Getting to a world of major digital service growth is a people problem for both Australia and ASEAN and delegates recommended a range of measures.
These included making sure curriculums had a STEM focus and that increased female participation in STEM was encouraged; working on mutual recognition of educational and professional qualifications and supporting reskilling of existing workforces.
There was also a call for better tech finance connections across the region with the suggestion of establishing an association of venture capitalists for the ASEAN region.
Digital services could be used to help with financial inclusion and to encourage more diverse workforces while consistent digital trade standards should be encouraged across cyber, IT management and cloud computing and emerging technologies such as blockchain.
On the all-important cyber front, delegates recommended more official mechanisms for Australia-ASEAN cooperation on cyber security.
Australia has ambitions to become something of a breadbasket for Asia and Agri-food supply chain logistics were mulled over by delegates.

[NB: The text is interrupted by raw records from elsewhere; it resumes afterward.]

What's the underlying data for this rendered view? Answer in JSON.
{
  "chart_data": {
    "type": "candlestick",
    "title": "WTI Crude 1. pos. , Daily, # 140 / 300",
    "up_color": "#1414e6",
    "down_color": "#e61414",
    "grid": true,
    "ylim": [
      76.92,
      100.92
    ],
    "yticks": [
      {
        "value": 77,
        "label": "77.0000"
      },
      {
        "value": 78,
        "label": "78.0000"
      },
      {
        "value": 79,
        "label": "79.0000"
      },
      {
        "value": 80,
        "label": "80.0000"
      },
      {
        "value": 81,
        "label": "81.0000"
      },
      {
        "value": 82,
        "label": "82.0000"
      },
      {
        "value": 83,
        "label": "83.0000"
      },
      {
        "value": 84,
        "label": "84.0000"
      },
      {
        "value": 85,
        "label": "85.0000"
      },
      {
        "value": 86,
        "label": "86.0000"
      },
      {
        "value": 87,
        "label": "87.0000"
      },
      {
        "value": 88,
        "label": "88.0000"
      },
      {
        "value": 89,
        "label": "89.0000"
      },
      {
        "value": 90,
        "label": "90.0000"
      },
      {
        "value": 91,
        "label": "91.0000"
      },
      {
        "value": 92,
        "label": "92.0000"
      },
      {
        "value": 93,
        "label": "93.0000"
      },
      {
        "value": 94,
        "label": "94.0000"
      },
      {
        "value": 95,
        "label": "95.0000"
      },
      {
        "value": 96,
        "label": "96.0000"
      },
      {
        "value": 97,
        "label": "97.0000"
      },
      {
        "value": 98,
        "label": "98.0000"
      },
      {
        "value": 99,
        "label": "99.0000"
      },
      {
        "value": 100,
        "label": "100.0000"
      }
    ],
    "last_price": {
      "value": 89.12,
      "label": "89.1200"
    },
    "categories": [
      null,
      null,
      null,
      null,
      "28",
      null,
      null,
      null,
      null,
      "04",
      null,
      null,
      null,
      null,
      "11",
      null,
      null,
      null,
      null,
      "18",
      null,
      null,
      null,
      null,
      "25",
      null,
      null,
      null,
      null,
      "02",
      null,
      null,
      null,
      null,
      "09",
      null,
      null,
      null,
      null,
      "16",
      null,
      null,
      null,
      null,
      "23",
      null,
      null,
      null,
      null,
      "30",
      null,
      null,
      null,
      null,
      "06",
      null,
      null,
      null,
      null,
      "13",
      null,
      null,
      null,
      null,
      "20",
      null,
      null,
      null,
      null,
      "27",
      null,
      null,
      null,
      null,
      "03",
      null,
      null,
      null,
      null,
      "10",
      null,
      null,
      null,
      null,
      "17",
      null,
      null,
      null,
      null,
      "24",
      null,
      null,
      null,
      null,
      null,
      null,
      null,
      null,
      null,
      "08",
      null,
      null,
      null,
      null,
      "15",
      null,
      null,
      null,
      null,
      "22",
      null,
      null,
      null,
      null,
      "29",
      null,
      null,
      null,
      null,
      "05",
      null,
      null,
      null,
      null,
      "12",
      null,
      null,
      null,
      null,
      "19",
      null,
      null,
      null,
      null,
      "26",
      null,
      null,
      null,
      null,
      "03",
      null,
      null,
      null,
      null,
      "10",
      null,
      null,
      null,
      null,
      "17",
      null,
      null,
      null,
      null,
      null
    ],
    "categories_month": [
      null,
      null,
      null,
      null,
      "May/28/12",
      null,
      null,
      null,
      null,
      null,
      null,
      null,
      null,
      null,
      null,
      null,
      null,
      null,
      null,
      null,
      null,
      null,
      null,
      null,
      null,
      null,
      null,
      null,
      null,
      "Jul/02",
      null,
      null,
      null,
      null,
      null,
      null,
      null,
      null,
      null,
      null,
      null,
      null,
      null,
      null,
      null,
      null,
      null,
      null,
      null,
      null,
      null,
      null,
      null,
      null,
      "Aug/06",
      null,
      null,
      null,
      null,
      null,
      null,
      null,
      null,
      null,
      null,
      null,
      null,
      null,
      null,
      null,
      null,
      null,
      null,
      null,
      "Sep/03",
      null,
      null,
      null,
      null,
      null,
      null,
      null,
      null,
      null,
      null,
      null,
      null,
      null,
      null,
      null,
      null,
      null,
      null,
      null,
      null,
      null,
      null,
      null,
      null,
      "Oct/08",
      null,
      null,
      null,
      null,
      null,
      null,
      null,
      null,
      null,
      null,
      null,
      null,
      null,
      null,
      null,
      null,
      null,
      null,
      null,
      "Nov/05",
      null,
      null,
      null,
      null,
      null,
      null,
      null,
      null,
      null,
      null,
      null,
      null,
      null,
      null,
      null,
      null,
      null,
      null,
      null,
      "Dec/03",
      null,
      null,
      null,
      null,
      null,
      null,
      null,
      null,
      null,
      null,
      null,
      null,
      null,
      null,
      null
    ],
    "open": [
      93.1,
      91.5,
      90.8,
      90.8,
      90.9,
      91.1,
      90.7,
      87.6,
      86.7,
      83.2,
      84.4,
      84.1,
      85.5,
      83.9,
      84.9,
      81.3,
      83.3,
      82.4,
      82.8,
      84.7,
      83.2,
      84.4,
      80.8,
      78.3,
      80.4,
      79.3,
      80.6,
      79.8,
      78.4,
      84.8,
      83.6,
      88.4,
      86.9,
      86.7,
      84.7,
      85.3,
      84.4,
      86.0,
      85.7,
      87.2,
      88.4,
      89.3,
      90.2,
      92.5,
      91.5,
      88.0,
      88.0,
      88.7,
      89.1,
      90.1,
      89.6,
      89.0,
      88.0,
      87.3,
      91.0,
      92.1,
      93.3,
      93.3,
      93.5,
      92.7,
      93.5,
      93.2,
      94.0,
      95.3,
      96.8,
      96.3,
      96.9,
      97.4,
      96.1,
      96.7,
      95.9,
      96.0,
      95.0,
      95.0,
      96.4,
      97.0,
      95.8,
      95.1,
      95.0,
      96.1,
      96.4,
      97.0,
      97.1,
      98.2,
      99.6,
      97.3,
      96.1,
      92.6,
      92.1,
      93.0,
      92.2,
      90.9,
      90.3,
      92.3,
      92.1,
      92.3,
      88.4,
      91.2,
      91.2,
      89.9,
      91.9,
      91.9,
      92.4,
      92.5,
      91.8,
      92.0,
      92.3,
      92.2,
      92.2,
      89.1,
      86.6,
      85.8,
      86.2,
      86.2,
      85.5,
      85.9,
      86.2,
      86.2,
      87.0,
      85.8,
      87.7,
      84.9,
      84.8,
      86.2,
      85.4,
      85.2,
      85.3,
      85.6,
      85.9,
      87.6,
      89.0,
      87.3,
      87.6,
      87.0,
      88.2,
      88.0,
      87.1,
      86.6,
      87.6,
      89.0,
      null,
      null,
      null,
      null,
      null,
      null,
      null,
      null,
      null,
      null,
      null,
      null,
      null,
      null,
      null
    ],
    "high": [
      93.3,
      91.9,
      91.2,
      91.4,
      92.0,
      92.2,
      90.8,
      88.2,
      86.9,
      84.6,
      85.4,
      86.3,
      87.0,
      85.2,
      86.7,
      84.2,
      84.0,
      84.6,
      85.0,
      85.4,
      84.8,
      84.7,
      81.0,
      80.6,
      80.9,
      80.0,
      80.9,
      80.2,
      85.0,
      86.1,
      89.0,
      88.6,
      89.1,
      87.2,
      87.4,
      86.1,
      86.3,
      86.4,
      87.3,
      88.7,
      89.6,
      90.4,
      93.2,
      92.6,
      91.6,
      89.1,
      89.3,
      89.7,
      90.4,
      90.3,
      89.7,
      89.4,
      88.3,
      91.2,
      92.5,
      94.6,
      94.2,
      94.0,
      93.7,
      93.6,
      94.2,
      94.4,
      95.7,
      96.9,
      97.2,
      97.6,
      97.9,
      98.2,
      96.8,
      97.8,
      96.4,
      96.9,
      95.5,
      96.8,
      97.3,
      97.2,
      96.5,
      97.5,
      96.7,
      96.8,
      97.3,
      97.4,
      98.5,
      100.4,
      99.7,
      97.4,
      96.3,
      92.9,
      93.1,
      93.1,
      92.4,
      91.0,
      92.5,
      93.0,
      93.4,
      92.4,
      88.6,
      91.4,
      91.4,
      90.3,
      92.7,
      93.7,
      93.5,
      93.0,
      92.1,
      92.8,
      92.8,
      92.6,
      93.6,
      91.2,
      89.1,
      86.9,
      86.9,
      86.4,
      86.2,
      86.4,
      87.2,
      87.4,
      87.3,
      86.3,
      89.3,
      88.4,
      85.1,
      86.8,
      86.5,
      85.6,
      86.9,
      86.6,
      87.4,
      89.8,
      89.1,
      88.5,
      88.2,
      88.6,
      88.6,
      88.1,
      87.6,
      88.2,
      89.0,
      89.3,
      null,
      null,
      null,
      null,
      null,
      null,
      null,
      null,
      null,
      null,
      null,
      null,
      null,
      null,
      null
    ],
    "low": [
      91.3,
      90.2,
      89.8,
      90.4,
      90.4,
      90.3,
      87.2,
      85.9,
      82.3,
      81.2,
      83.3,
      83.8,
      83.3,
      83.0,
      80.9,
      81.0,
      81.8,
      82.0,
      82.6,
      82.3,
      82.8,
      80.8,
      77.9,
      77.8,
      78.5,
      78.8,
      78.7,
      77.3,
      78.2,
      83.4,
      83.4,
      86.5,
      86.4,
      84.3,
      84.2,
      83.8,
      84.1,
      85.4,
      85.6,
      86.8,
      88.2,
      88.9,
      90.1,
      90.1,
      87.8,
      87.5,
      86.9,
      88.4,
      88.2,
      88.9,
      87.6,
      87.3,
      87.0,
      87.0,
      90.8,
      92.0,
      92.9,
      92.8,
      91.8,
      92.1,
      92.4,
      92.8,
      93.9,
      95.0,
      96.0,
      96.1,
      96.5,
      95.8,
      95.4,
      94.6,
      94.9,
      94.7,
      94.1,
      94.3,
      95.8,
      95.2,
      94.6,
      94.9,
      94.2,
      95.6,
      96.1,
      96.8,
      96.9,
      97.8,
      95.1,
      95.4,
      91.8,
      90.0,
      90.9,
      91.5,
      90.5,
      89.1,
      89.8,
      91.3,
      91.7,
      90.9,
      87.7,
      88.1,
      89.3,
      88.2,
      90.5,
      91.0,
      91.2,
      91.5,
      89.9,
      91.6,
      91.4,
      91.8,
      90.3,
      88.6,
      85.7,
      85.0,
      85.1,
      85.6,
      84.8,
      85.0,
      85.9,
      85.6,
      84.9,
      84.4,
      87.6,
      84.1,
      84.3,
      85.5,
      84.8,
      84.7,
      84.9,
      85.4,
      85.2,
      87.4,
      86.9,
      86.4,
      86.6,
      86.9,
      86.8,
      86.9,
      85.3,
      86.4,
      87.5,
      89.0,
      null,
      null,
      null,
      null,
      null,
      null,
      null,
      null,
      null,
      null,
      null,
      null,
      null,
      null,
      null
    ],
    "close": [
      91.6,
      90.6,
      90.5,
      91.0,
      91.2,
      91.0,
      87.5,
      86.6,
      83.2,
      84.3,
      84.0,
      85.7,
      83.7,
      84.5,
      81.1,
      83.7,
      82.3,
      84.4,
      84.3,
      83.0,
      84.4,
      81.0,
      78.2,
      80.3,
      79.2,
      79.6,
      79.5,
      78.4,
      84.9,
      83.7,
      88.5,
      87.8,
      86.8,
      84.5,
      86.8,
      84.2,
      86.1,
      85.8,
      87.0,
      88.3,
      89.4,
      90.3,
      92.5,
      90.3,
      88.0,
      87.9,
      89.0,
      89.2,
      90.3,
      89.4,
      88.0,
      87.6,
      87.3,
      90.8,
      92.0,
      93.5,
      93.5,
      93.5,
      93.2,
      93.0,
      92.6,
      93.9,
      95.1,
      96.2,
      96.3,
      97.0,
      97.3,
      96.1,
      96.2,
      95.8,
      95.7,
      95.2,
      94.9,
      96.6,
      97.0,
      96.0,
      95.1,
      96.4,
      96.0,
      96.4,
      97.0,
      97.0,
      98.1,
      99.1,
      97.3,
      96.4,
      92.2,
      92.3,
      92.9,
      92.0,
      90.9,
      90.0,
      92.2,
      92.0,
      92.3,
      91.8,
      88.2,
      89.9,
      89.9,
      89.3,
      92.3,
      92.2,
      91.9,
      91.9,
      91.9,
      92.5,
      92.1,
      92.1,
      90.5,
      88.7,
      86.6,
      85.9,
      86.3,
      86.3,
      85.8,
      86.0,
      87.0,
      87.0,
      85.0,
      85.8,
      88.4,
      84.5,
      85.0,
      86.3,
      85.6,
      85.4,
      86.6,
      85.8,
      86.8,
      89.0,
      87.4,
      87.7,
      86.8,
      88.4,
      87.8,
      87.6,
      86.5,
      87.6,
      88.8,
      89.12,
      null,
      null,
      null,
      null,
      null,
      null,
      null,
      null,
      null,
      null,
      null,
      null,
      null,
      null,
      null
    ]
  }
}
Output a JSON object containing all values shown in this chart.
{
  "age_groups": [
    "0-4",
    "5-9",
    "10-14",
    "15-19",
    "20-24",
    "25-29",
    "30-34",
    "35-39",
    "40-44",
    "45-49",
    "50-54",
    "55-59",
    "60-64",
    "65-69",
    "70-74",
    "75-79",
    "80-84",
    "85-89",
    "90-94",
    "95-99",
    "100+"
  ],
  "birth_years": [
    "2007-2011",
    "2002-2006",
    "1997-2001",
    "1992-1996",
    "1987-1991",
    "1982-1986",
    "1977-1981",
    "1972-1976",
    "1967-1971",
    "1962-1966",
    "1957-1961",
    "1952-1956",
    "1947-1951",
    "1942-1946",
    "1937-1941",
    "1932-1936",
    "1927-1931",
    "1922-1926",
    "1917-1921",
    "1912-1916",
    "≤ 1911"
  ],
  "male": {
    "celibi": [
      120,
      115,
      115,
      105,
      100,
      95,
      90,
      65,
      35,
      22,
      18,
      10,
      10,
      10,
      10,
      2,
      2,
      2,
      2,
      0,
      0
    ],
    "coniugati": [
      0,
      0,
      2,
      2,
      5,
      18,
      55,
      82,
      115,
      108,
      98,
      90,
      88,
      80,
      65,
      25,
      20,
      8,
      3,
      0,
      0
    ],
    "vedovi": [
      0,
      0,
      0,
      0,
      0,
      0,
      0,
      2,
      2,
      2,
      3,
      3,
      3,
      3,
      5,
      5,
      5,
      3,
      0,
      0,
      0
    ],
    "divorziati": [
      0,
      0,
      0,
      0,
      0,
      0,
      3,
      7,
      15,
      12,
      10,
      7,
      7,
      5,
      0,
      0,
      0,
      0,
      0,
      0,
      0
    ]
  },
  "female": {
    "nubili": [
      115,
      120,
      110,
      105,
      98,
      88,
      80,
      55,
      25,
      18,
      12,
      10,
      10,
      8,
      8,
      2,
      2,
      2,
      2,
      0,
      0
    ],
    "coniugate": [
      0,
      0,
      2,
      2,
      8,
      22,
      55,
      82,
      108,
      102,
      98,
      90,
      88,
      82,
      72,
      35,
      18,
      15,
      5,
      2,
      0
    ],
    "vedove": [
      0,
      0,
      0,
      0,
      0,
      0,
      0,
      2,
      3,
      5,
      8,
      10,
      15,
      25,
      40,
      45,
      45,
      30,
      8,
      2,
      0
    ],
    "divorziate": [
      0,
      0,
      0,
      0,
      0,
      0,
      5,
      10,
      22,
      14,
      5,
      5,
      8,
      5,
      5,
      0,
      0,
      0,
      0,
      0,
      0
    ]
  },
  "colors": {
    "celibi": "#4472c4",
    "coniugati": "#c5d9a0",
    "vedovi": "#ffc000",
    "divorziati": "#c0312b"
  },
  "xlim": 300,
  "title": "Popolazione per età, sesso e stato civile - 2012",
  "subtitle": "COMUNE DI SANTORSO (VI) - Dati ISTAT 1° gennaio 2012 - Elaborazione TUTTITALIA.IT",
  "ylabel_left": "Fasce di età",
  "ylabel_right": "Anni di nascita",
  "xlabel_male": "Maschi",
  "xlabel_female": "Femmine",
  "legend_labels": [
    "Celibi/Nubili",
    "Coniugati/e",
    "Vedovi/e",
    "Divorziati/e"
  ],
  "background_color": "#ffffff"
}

Getting food trade with ASEAN flowing freely is vital with 22 per cent of Australia’s global agricultural and fisheries exports going to the region in 2016-17 and an estimated 96 per cent of imports entering ASEAN tariff free by 2020, up from 67 per cent due to the AEAN-ANZ free trade deal coming online.
Roundtable delegates said improvements were needed in agri-food technology collaboration and that this could include extending Australia’s CRC model across ASEAN.
Other recommendations included establishing an inquiry into ASEAN regional supply chains; creating an ASEAN-Australia single window into tax and customs; building a database of priority infrastructure projects to help reduce infrastructure deficits; improving capital allocation to bridge the rural-urban divide in production and markets.